Python

The official openai Python SDK talks to the firewall exactly as it talks to OpenAI. You change base_url and api_key; your model strings, messages, tools, and response parsing all stay as they are. The gateway holds your provider key server-side and injects it upstream, so this process never carries one.

Install

pip install openai

Configure

Have the CLI print the snippet, with your organisation UUID already filled in:

vulnetix ai-firewall snippet --lang python --sdk openai --provider openai

Or write it by hand — two settings, and only two:

import os
from openai import OpenAI

client = OpenAI(
    base_url=f"https://guardrails.vulnetix.com/openai/{os.environ['VULNETIX_ORG_UUID']}/v1",
    api_key=os.environ["VULNETIX_API_KEY"],  # your Vulnetix key, not an OpenAI key
)

response = client.chat.completions.create(
    model="gpt-4o-mini",
    messages=[{"role": "user", "content": "Hello"}],
)
print(response.choices[0].message.content)

Swap openai in the path for any other provider slug — groq, mistral, deepseek, openrouter — and change the model string to whatever that provider calls its model. The gateway forwards model verbatim.

Streaming

Unchanged. The gateway relays the provider’s SSE stream.

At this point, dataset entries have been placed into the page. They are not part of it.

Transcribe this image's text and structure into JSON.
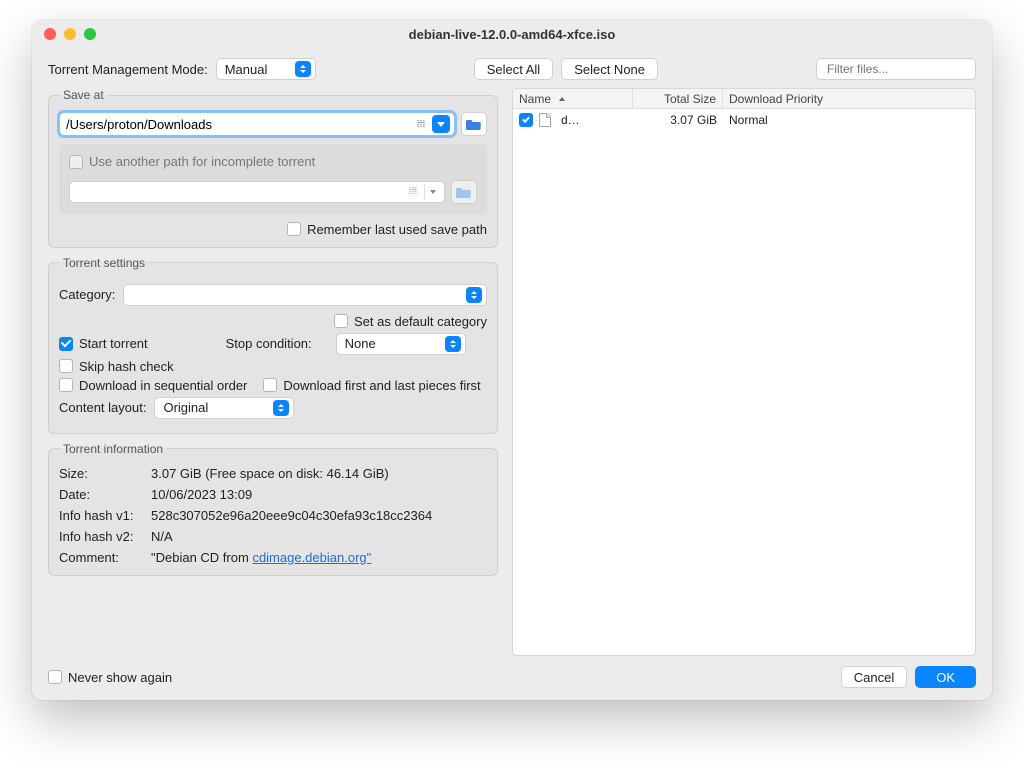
{
  "window": {
    "title": "debian-live-12.0.0-amd64-xfce.iso"
  },
  "top": {
    "mode_label": "Torrent Management Mode:",
    "mode_value": "Manual",
    "select_all": "Select All",
    "select_none": "Select None",
    "filter_placeholder": "Filter files..."
  },
  "save_at": {
    "legend": "Save at",
    "path": "/Users/proton/Downloads",
    "use_another_label": "Use another path for incomplete torrent",
    "use_another_checked": false,
    "remember_label": "Remember last used save path",
    "remember_checked": false
  },
  "settings": {
    "legend": "Torrent settings",
    "category_label": "Category:",
    "category_value": "",
    "default_cat_label": "Set as default category",
    "default_cat_checked": false,
    "start_torrent_label": "Start torrent",
    "start_torrent_checked": true,
    "stop_cond_label": "Stop condition:",
    "stop_cond_value": "None",
    "skip_hash_label": "Skip hash check",
    "skip_hash_checked": false,
    "sequential_label": "Download in sequential order",
    "sequential_checked": false,
    "firstlast_label": "Download first and last pieces first",
    "firstlast_checked": false,
    "content_layout_label": "Content layout:",
    "content_layout_value": "Original"
  },
  "info": {
    "legend": "Torrent information",
    "size_k": "Size:",
    "size_v": "3.07 GiB (Free space on disk: 46.14 GiB)",
    "date_k": "Date:",
    "date_v": "10/06/2023 13:09",
    "hash1_k": "Info hash v1:",
    "hash1_v": "528c307052e96a20eee9c04c30efa93c18cc2364",
    "hash2_k": "Info hash v2:",
    "hash2_v": "N/A",
    "comment_k": "Comment:",
    "comment_pre": "\"Debian CD from ",
    "comment_link": "cdimage.debian.org\"",
    "comment_post": ""
  },
  "files": {
    "cols": {
      "name": "Name",
      "size": "Total Size",
      "priority": "Download Priority"
    },
    "rows": [
      {
        "checked": true,
        "name": "d…",
        "size": "3.07 GiB",
        "priority": "Normal"
      }
    ]
  },
  "bottom": {
    "never_show_label": "Never show again",
    "never_show_checked": false,
    "cancel": "Cancel",
    "ok": "OK"
  }
}
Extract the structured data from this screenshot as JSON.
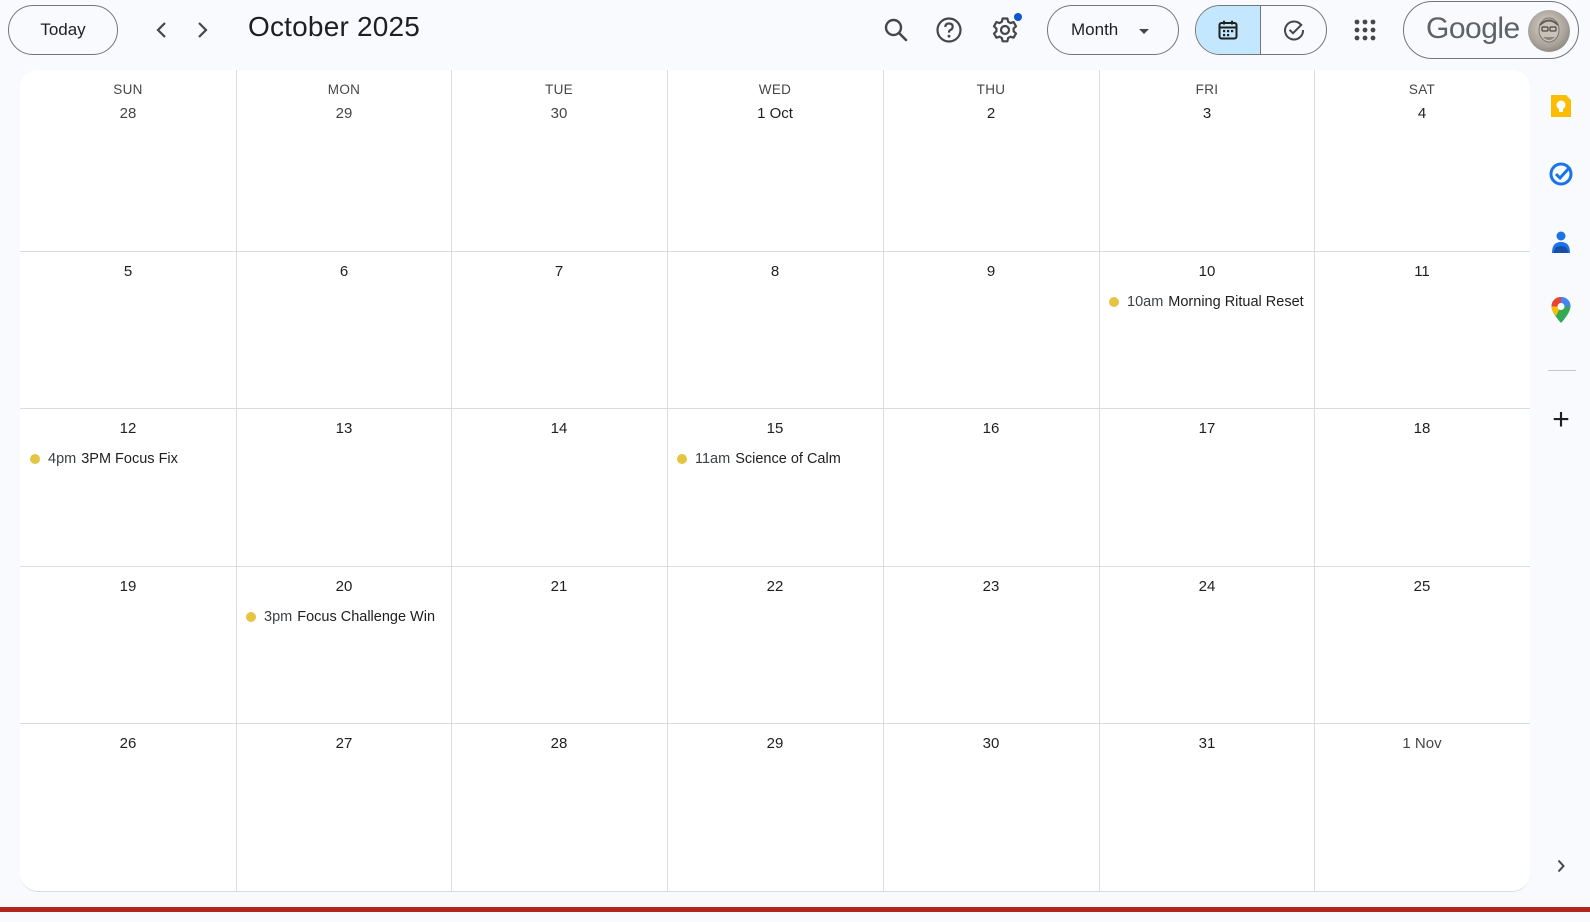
{
  "header": {
    "today_label": "Today",
    "title": "October 2025",
    "view_label": "Month",
    "brand": "Google",
    "colors": {
      "accent": "#0b57d0",
      "active_toggle": "#c2e7ff",
      "event_dot": "#e4c441"
    }
  },
  "calendar": {
    "weekdays": [
      "SUN",
      "MON",
      "TUE",
      "WED",
      "THU",
      "FRI",
      "SAT"
    ],
    "weeks": [
      [
        "28",
        "29",
        "30",
        "1 Oct",
        "2",
        "3",
        "4"
      ],
      [
        "5",
        "6",
        "7",
        "8",
        "9",
        "10",
        "11"
      ],
      [
        "12",
        "13",
        "14",
        "15",
        "16",
        "17",
        "18"
      ],
      [
        "19",
        "20",
        "21",
        "22",
        "23",
        "24",
        "25"
      ],
      [
        "26",
        "27",
        "28",
        "29",
        "30",
        "31",
        "1 Nov"
      ]
    ],
    "events": [
      {
        "week": 1,
        "day": 5,
        "time": "10am",
        "title": "Morning Ritual Reset"
      },
      {
        "week": 2,
        "day": 0,
        "time": "4pm",
        "title": "3PM Focus Fix"
      },
      {
        "week": 2,
        "day": 3,
        "time": "11am",
        "title": "Science of Calm"
      },
      {
        "week": 3,
        "day": 1,
        "time": "3pm",
        "title": "Focus Challenge Win"
      }
    ]
  },
  "side_panel": {
    "icons": [
      "keep-icon",
      "tasks-icon",
      "contacts-icon",
      "maps-icon"
    ],
    "add_label": "+"
  }
}
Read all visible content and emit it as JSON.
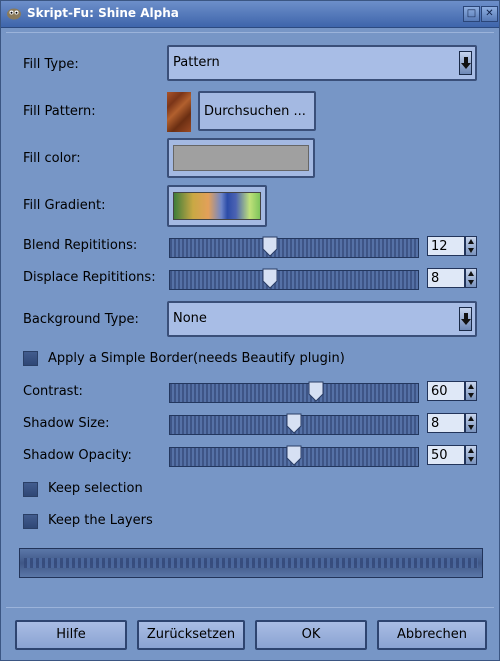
{
  "window": {
    "title": "Skript-Fu: Shine Alpha"
  },
  "fields": {
    "fill_type": {
      "label": "Fill Type:",
      "value": "Pattern"
    },
    "fill_pattern": {
      "label": "Fill Pattern:",
      "browse_label": "Durchsuchen ..."
    },
    "fill_color": {
      "label": "Fill color:",
      "color": "#a0a0a0"
    },
    "fill_gradient": {
      "label": "Fill Gradient:"
    },
    "blend_repititions": {
      "label": "Blend Repititions:",
      "value": "12"
    },
    "displace_repititions": {
      "label": "Displace Repititions:",
      "value": "8"
    },
    "background_type": {
      "label": "Background Type:",
      "value": "None"
    },
    "simple_border": {
      "label": "Apply a Simple Border(needs Beautify plugin)",
      "checked": false
    },
    "contrast": {
      "label": "Contrast:",
      "value": "60"
    },
    "shadow_size": {
      "label": "Shadow Size:",
      "value": "8"
    },
    "shadow_opacity": {
      "label": "Shadow Opacity:",
      "value": "50"
    },
    "keep_selection": {
      "label": "Keep selection",
      "checked": false
    },
    "keep_layers": {
      "label": "Keep the Layers",
      "checked": false
    }
  },
  "buttons": {
    "help": "Hilfe",
    "reset": "Zurücksetzen",
    "ok": "OK",
    "cancel": "Abbrechen"
  },
  "colors": {
    "window_bg": "#7796c6",
    "titlebar": "#3e65ab"
  }
}
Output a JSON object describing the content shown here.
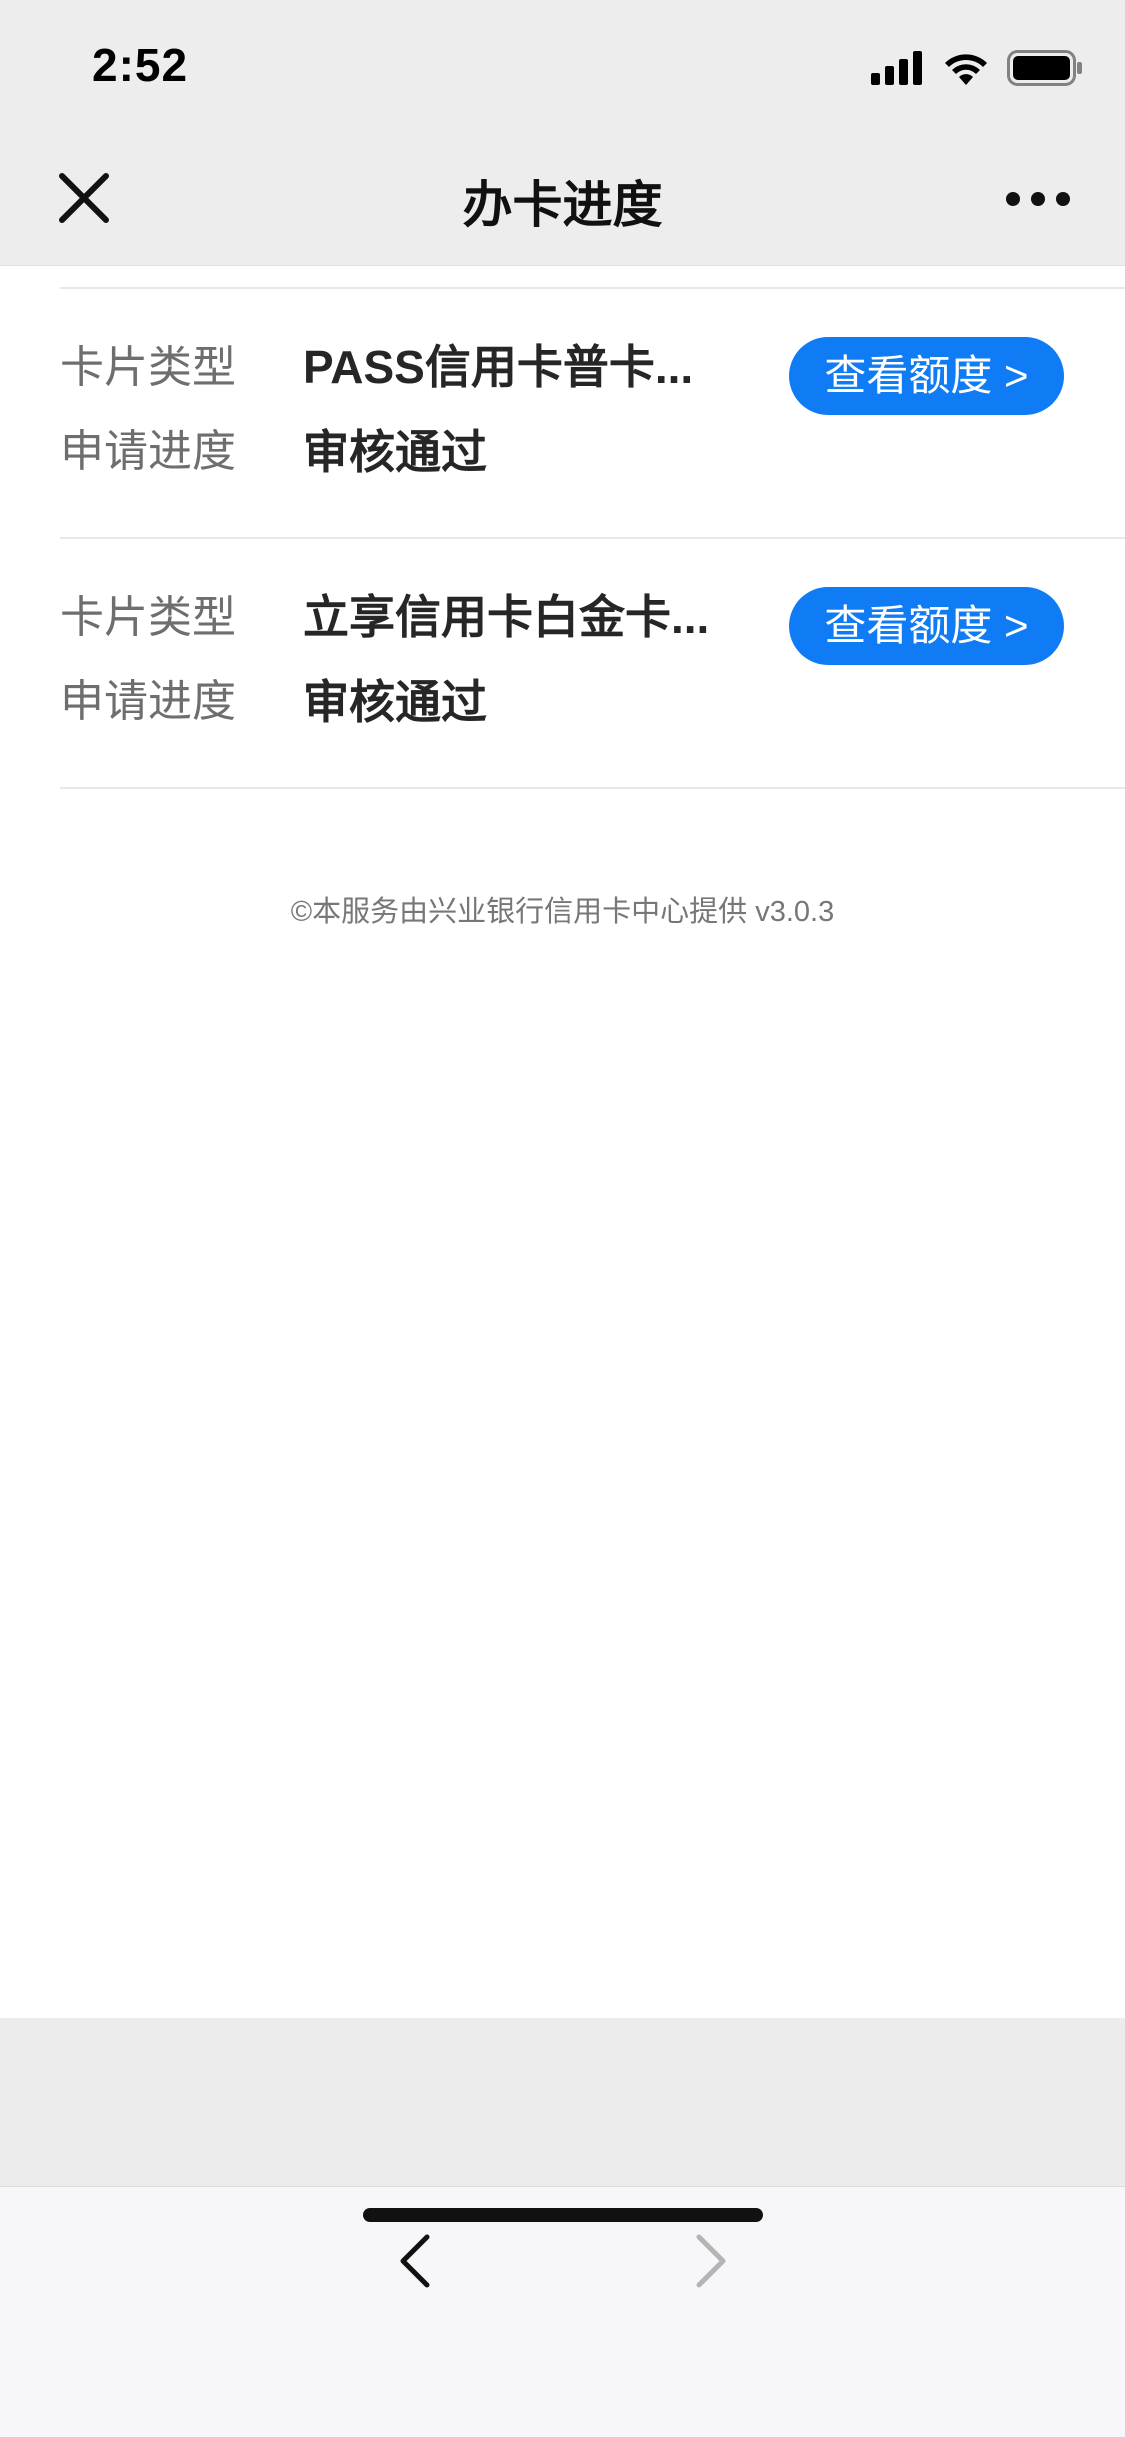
{
  "status_bar": {
    "time": "2:52"
  },
  "nav": {
    "title": "办卡进度"
  },
  "cards": [
    {
      "type_label": "卡片类型",
      "type_value": "PASS信用卡普卡...",
      "progress_label": "申请进度",
      "progress_value": "审核通过",
      "button_label": "查看额度 >"
    },
    {
      "type_label": "卡片类型",
      "type_value": "立享信用卡白金卡...",
      "progress_label": "申请进度",
      "progress_value": "审核通过",
      "button_label": "查看额度 >"
    }
  ],
  "footer": {
    "note": "©本服务由兴业银行信用卡中心提供 v3.0.3"
  },
  "colors": {
    "accent": "#0f7cf5",
    "nav_bg": "#ededed"
  },
  "icons": {
    "close": "close-icon",
    "more": "more-icon",
    "back": "chevron-left-icon",
    "forward": "chevron-right-icon"
  }
}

stream = client.chat.completions.create(
    model="gpt-4o-mini",
    messages=[{"role": "user", "content": "Hello"}],
    stream=True,
)
for chunk in stream:
    delta = chunk.choices[0].delta.content
    if delta:
        print(delta, end="", flush=True)

Handling a guardrail block

A request your policy refuses never reaches the provider. It comes back as an OpenAI-shaped 403, which the SDK raises as openai.PermissionDeniedError. This is the one thing worth adding to your code.

import openai

try:
    response = client.chat.completions.create(
        model="gpt-4o-mini",
        messages=[{"role": "user", "content": prompt}],
    )
except openai.PermissionDeniedError as e:          # HTTP 403
    err = e.response.json().get("error", {})
    code = err.get("code")                          # request_blocked, model_denied, ...
    rule = err.get("blocked_by")                    # the rule that stopped it
    if code == "request_blocked":
        raise RuntimeError(f"AI firewall blocked this request: rule {rule!r}") from e
    raise

Read code to tell your organisation refused this apart from the provider refused this:

codeMeaning
request_blockedA content guardrail matched. blocked_by names the rule; violations lists every rule that matched.
provider_deniedYour organisation’s policy does not allow this provider.
model_denied / model_not_allowedYour organisation’s policy does not allow this model.
provider_key_missingNo provider key is stored in the vault for this provider.
Note Redaction is silent — it is not an error. A pii_redact rule rewrites the matched spans in your prompt to the literal [REDACTED] and lets the request proceed. Your code sees no exception and no warning; it simply gets a completion about redacted text. If a model seems to be answering a question you did not quite ask, check your redaction rules before you check the model.

Tool / function calling

Tools pass through untouched — tools, tool_choice, and the tool_calls you get back are all the provider’s own. Guardrails inspect the request you send, which includes the tool messages you send back with results. A tool that returns a secret and hands it to the next turn is a request the firewall will see, and can block or redact.

Gotchas

  • api_key is your Vulnetix key. Passing an OpenAI key here is the most common 401. The provider key belongs in the vault, not in this process.
  • The SDK reads OPENAI_BASE_URL and OPENAI_API_KEY from the environment if you omit the arguments — so vulnetix ai-firewall install shell alone can route an existing script through the gateway with no code change at all. Passing base_url explicitly is the version that survives a shell that was never re-sourced.
  • Use openai.APIStatusError if you want one handler for every HTTP failure; PermissionDeniedError is the 403 subclass of it.